New Mexico Administrative Code
Title 16 - OCCUPATIONAL AND PROFESSIONAL LICENSING
Chapter 10 - MEDICINE AND SURGERY PRACTITIONERS
Part 10 - REPORT OF SETTLEMENTS, JUDGMENTS, ADVERSE ACTIONS AND CREDENTIALING DISCREPANCIES
Section 16.10.10.8 - REPORTING OF MEDICAL MALPRACTICE PAYMENTS BY ENTITIES AND PERSONS

Universal Citation: 16 NM Admin Code 16.10.10.8

Current through Register Vol. 35, No. 18, September 24, 2024

A. Each person or entity, including an insurance company, which makes a payment under a policy of insurance, self-insurance or otherwise, in settlement of, or in whole or partial satisfaction of, a judgment in a malpractice action or claim must file a report with the board within 30 days after any initial or complete payment is made.

B. Applicants and licensees must file a report with the board within 30 days after any initial or complete payment is made by them, or directly or indirectly on their behalf.

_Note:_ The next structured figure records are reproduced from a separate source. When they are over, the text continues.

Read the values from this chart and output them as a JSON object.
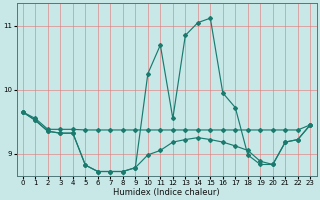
{
  "xlabel": "Humidex (Indice chaleur)",
  "bg_color": "#c8e8e8",
  "line_color": "#1a7a6e",
  "grid_color": "#e08080",
  "xlim_min": -0.5,
  "xlim_max": 23.5,
  "ylim_min": 8.65,
  "ylim_max": 11.35,
  "yticks": [
    9,
    10,
    11
  ],
  "xticks": [
    0,
    1,
    2,
    3,
    4,
    5,
    6,
    7,
    8,
    9,
    10,
    11,
    12,
    13,
    14,
    15,
    16,
    17,
    18,
    19,
    20,
    21,
    22,
    23
  ],
  "curveA_x": [
    0,
    1,
    2,
    3,
    4,
    5,
    6,
    7,
    8,
    9,
    10,
    11,
    12,
    13,
    14,
    15,
    16,
    17,
    18,
    19,
    20,
    21,
    22,
    23
  ],
  "curveA_y": [
    9.65,
    9.55,
    9.38,
    9.38,
    9.38,
    9.37,
    9.37,
    9.37,
    9.37,
    9.37,
    9.37,
    9.37,
    9.37,
    9.37,
    9.37,
    9.37,
    9.37,
    9.37,
    9.37,
    9.37,
    9.37,
    9.37,
    9.37,
    9.45
  ],
  "curveB_x": [
    0,
    1,
    2,
    3,
    4,
    5,
    6,
    7,
    8,
    9,
    10,
    11,
    12,
    13,
    14,
    15,
    16,
    17,
    18,
    19,
    20,
    21,
    22,
    23
  ],
  "curveB_y": [
    9.65,
    9.52,
    9.35,
    9.32,
    9.32,
    8.82,
    8.72,
    8.72,
    8.72,
    8.78,
    8.98,
    9.05,
    9.18,
    9.22,
    9.25,
    9.22,
    9.18,
    9.12,
    9.05,
    8.88,
    8.83,
    9.18,
    9.22,
    9.45
  ],
  "curveC_x": [
    0,
    1,
    2,
    3,
    4,
    5,
    6,
    7,
    8,
    9,
    10,
    11,
    12,
    13,
    14,
    15,
    16,
    17,
    18,
    19,
    20,
    21,
    22,
    23
  ],
  "curveC_y": [
    9.65,
    9.52,
    9.35,
    9.32,
    9.32,
    8.82,
    8.72,
    8.72,
    8.72,
    8.78,
    10.25,
    10.7,
    9.55,
    10.85,
    11.05,
    11.12,
    9.95,
    9.72,
    8.98,
    8.83,
    8.83,
    9.18,
    9.22,
    9.45
  ]
}
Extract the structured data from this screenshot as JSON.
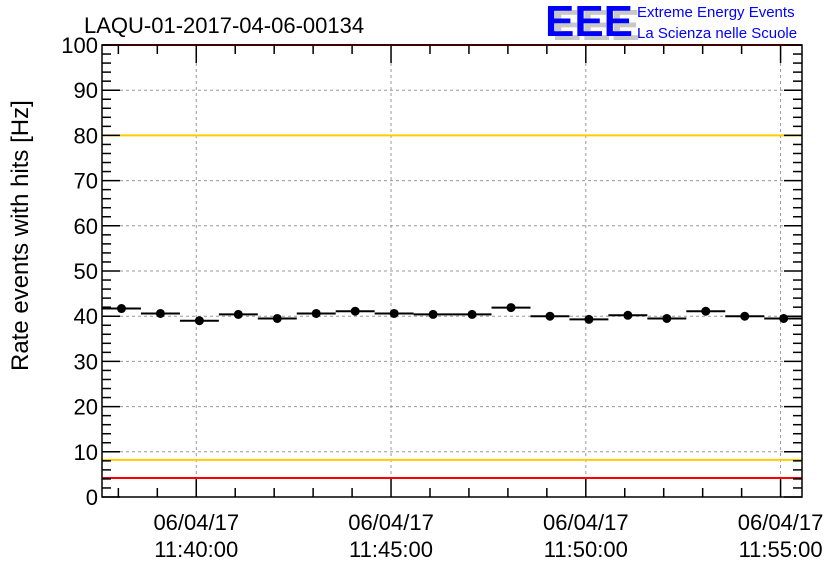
{
  "logo": {
    "text": "EEE",
    "line1": "Extreme Energy Events",
    "line2": "La Scienza nelle Scuole",
    "color": "#0000ff"
  },
  "chart_data": {
    "type": "scatter",
    "title": "LAQU-01-2017-04-06-00134",
    "xlabel": "",
    "ylabel": "Rate events with hits [Hz]",
    "ylim": [
      0,
      100
    ],
    "yticks": [
      0,
      10,
      20,
      30,
      40,
      50,
      60,
      70,
      80,
      90,
      100
    ],
    "xlim_minutes": [
      -2.42,
      15.55
    ],
    "x_unit": "minutes relative to 11:40:00",
    "xticks": [
      {
        "minute": 0,
        "date": "06/04/17",
        "time": "11:40:00"
      },
      {
        "minute": 5,
        "date": "06/04/17",
        "time": "11:45:00"
      },
      {
        "minute": 10,
        "date": "06/04/17",
        "time": "11:50:00"
      },
      {
        "minute": 15,
        "date": "06/04/17",
        "time": "11:55:00"
      }
    ],
    "bin_width_minutes": 1,
    "series": [
      {
        "name": "rate",
        "x_bin_start": [
          -2.42,
          -1.42,
          -0.42,
          0.58,
          1.58,
          2.58,
          3.58,
          4.58,
          5.58,
          6.58,
          7.58,
          8.58,
          9.58,
          10.58,
          11.58,
          12.58,
          13.58,
          14.58
        ],
        "values": [
          41.7,
          40.6,
          39.0,
          40.4,
          39.5,
          40.6,
          41.1,
          40.6,
          40.4,
          40.4,
          41.9,
          40.0,
          39.3,
          40.2,
          39.5,
          41.1,
          40.0,
          39.5
        ]
      }
    ],
    "reference_lines": [
      {
        "y": 100,
        "color": "#ff0000"
      },
      {
        "y": 80,
        "color": "#ffcc00"
      },
      {
        "y": 8.2,
        "color": "#ffcc00"
      },
      {
        "y": 4.2,
        "color": "#ff0000"
      }
    ],
    "grid": true
  }
}
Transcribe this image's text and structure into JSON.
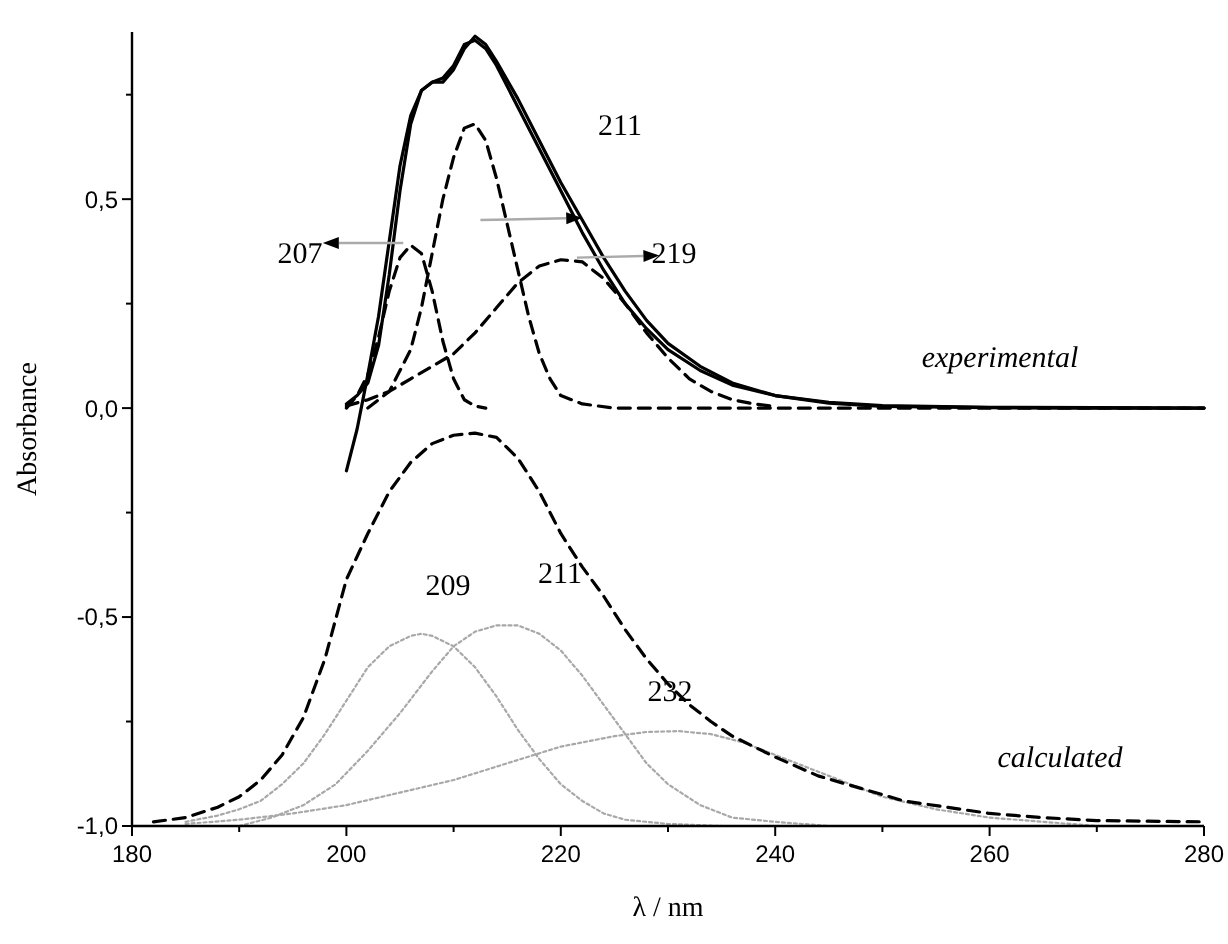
{
  "chart_data": {
    "type": "line",
    "xlabel": "λ / nm",
    "ylabel": "Absorbance",
    "xlim": [
      180,
      280
    ],
    "ylim": [
      -1.0,
      0.9
    ],
    "xticks": [
      180,
      {
        "value": 190,
        "label": null
      },
      200,
      {
        "value": 210,
        "label": null
      },
      220,
      {
        "value": 230,
        "label": null
      },
      240,
      {
        "value": 250,
        "label": null
      },
      260,
      {
        "value": 270,
        "label": null
      },
      280
    ],
    "yticks": [
      {
        "value": -1.0,
        "label": "-1,0"
      },
      {
        "value": -0.75,
        "label": null
      },
      {
        "value": -0.5,
        "label": "-0,5"
      },
      {
        "value": -0.25,
        "label": null
      },
      {
        "value": 0,
        "label": "0,0"
      },
      {
        "value": 0.25,
        "label": null
      },
      {
        "value": 0.5,
        "label": "0,5"
      },
      {
        "value": 0.75,
        "label": null
      }
    ],
    "series": [
      {
        "color": "#000000",
        "line_style": "solid",
        "x": [
          200,
          201,
          202,
          203,
          204,
          205,
          206,
          207,
          208,
          209,
          210,
          211,
          212,
          213,
          214,
          215,
          216,
          218,
          220,
          222,
          224,
          226,
          228,
          230,
          233,
          236,
          240,
          245,
          250,
          260,
          270,
          280
        ],
        "values": [
          -0.15,
          -0.05,
          0.08,
          0.22,
          0.4,
          0.58,
          0.7,
          0.76,
          0.78,
          0.79,
          0.82,
          0.87,
          0.88,
          0.86,
          0.82,
          0.77,
          0.72,
          0.62,
          0.52,
          0.42,
          0.33,
          0.25,
          0.19,
          0.14,
          0.09,
          0.055,
          0.03,
          0.014,
          0.006,
          0.002,
          0.001,
          0
        ]
      },
      {
        "color": "#000000",
        "line_style": "solid",
        "x": [
          200,
          201,
          202,
          203,
          204,
          205,
          206,
          207,
          208,
          209,
          210,
          211,
          212,
          213,
          214,
          216,
          218,
          220,
          222,
          224,
          226,
          228,
          230,
          233,
          236,
          240,
          245,
          250,
          260,
          270,
          280
        ],
        "values": [
          0.01,
          0.03,
          0.06,
          0.15,
          0.32,
          0.52,
          0.68,
          0.76,
          0.78,
          0.78,
          0.81,
          0.86,
          0.89,
          0.87,
          0.83,
          0.74,
          0.64,
          0.54,
          0.45,
          0.36,
          0.28,
          0.21,
          0.155,
          0.1,
          0.06,
          0.03,
          0.012,
          0.004,
          0.001,
          0,
          0
        ]
      },
      {
        "color": "#000000",
        "line_style": "dashed",
        "x": [
          200,
          201,
          202,
          203,
          204,
          205,
          206,
          207,
          208,
          209,
          210,
          211,
          212,
          213
        ],
        "values": [
          0.0,
          0.03,
          0.08,
          0.17,
          0.28,
          0.36,
          0.39,
          0.37,
          0.28,
          0.16,
          0.07,
          0.02,
          0.005,
          0
        ]
      },
      {
        "color": "#000000",
        "line_style": "dashed",
        "x": [
          202,
          204,
          206,
          207,
          208,
          209,
          210,
          211,
          212,
          213,
          214,
          215,
          216,
          217,
          218,
          219,
          220,
          222,
          225,
          230,
          240,
          250,
          260,
          270,
          280
        ],
        "values": [
          0,
          0.04,
          0.14,
          0.24,
          0.37,
          0.5,
          0.6,
          0.67,
          0.68,
          0.64,
          0.55,
          0.44,
          0.33,
          0.22,
          0.13,
          0.07,
          0.03,
          0.01,
          0,
          0,
          0,
          0,
          0,
          0,
          0
        ]
      },
      {
        "color": "#000000",
        "line_style": "dashed",
        "x": [
          200,
          202,
          204,
          206,
          208,
          210,
          212,
          214,
          216,
          218,
          220,
          222,
          224,
          226,
          228,
          230,
          232,
          234,
          236,
          238,
          240
        ],
        "values": [
          0.005,
          0.02,
          0.04,
          0.07,
          0.1,
          0.13,
          0.18,
          0.24,
          0.3,
          0.34,
          0.355,
          0.35,
          0.31,
          0.25,
          0.18,
          0.12,
          0.07,
          0.04,
          0.02,
          0.01,
          0.004
        ]
      },
      {
        "color": "#a8a8a8",
        "line_style": "dotted",
        "x": [
          185,
          188,
          190,
          192,
          194,
          196,
          198,
          200,
          202,
          204,
          206,
          207,
          208,
          210,
          212,
          214,
          216,
          218,
          220,
          222,
          224,
          226,
          228,
          230,
          235,
          240
        ],
        "values": [
          -0.99,
          -0.975,
          -0.96,
          -0.94,
          -0.9,
          -0.85,
          -0.78,
          -0.7,
          -0.62,
          -0.57,
          -0.545,
          -0.54,
          -0.545,
          -0.57,
          -0.62,
          -0.69,
          -0.77,
          -0.84,
          -0.9,
          -0.94,
          -0.97,
          -0.985,
          -0.99,
          -0.995,
          -1.0,
          -1.0
        ]
      },
      {
        "color": "#a8a8a8",
        "line_style": "dotted",
        "x": [
          190,
          193,
          196,
          199,
          202,
          205,
          208,
          210,
          212,
          214,
          216,
          218,
          220,
          222,
          224,
          226,
          228,
          230,
          233,
          236,
          240,
          245,
          250
        ],
        "values": [
          -1,
          -0.98,
          -0.95,
          -0.9,
          -0.82,
          -0.73,
          -0.63,
          -0.57,
          -0.535,
          -0.52,
          -0.52,
          -0.54,
          -0.58,
          -0.64,
          -0.71,
          -0.78,
          -0.85,
          -0.9,
          -0.95,
          -0.98,
          -0.99,
          -1,
          -1
        ]
      },
      {
        "color": "#a8a8a8",
        "line_style": "dotted",
        "x": [
          185,
          190,
          195,
          200,
          205,
          210,
          215,
          220,
          225,
          228,
          231,
          234,
          237,
          240,
          245,
          250,
          255,
          260,
          265,
          270
        ],
        "values": [
          -0.995,
          -0.985,
          -0.97,
          -0.95,
          -0.92,
          -0.89,
          -0.85,
          -0.81,
          -0.785,
          -0.775,
          -0.773,
          -0.78,
          -0.8,
          -0.83,
          -0.88,
          -0.93,
          -0.96,
          -0.98,
          -0.99,
          -1.0
        ]
      },
      {
        "color": "#000000",
        "line_style": "dashed",
        "x": [
          182,
          185,
          188,
          190,
          192,
          194,
          196,
          198,
          200,
          202,
          204,
          206,
          208,
          210,
          212,
          214,
          216,
          218,
          220,
          222,
          224,
          226,
          228,
          230,
          232,
          234,
          236,
          238,
          240,
          244,
          248,
          252,
          256,
          260,
          265,
          270,
          280
        ],
        "values": [
          -0.99,
          -0.98,
          -0.955,
          -0.93,
          -0.89,
          -0.83,
          -0.74,
          -0.6,
          -0.41,
          -0.3,
          -0.2,
          -0.13,
          -0.085,
          -0.065,
          -0.06,
          -0.07,
          -0.12,
          -0.2,
          -0.3,
          -0.38,
          -0.45,
          -0.53,
          -0.6,
          -0.66,
          -0.71,
          -0.75,
          -0.785,
          -0.81,
          -0.835,
          -0.88,
          -0.91,
          -0.94,
          -0.955,
          -0.97,
          -0.98,
          -0.987,
          -0.99
        ]
      }
    ],
    "annotations": [
      "211",
      "207",
      "219",
      "experimental",
      "209",
      "211",
      "232",
      "calculated"
    ]
  }
}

C. Reports filed under this section shall include, at a minimum:

(1) the name, license number, and social security number of the named licensee or applicant;

(2) the name and address of the person or entity making the payment;

(3) the name, title and telephone number of the person submitting the report;

(4) the date or dates on which the act(s) or omission(s) giving rise to the claim occurred;

(5) the date of judgment or settlement;

(6) the amount paid, the date of payment and whether payment is made in satisfaction of a judgment or constitutes a settlement;

(7) a description of terms of the judgment or settlement and any conditions attached thereto, including terms of payment;

(8) a description of the alleged acts or omissions and injuries or illnesses upon which the action or claim is based; and,

(9) the official addendum to the licensee's or applicant's data bank report.